/usc_dae

Repository for Unsupervised Sentence Compression using Denoising Auto-Encoders

Primary LanguagePython

Experiments in Unsupervised summarization

This is a Pytorch implementation of the summarization methods described in Unsupervised Sentence Compression using Denoising Autoencoders (CoNLL 2018). It features denoising additive auto-encoders with optional NLI hidden state initialization (based on Infersent).

Model architecture

Table of Contents

Requirements

pip install -r requirements.txt

Quickstart

Step 1: Get the data and create the vocabulary

Gigaword data can be downloaded from : https://github.com/harvardnlp/sent-summary. Then, extract it (tar -xzf summary.tar.gz ). Vocabulary can then be created by running python src/datasets/preprocess.py train_data_file output_voc_file)

Step 2: Create an environment configuration file

This is used to locate the datasets, embeddings, whether you want to use gpu, etc. on your computer. You can see an example configuration at env_configs/env_config.json. You only need to set nli variables if you use InferSent embeddings.

Step 3: Train the model

Simply run:

python sample_scripts/dae_json.py runs/default/default.json

Step 4: Run inference

python sample_scripts/simple_inference.py model_path test_data_path [output_data_path]

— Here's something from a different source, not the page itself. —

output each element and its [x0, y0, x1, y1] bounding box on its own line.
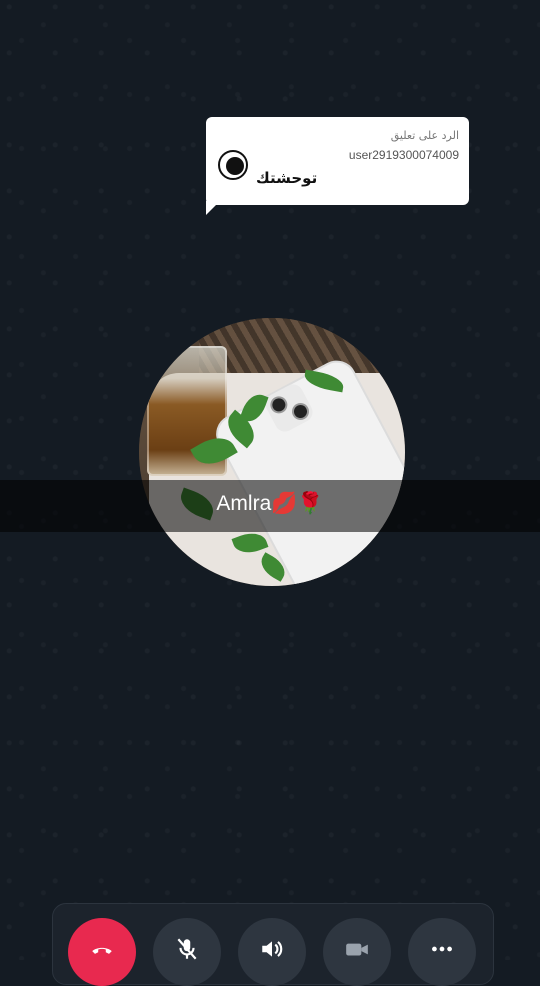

Step 5: Evaluate ROUGE scores

To evaluate for rouge, we use files2rouge, which itself uses pythonrouge.

Installation instructions:

pip install git+https://github.com/tagucci/pythonrouge.git
git clone https://github.com/pltrdy/files2rouge.git
cd files2rouge
python setup_rouge.py
python setup.py install

To run evaluation, simply run:

files2rouge summaries.txt references.txt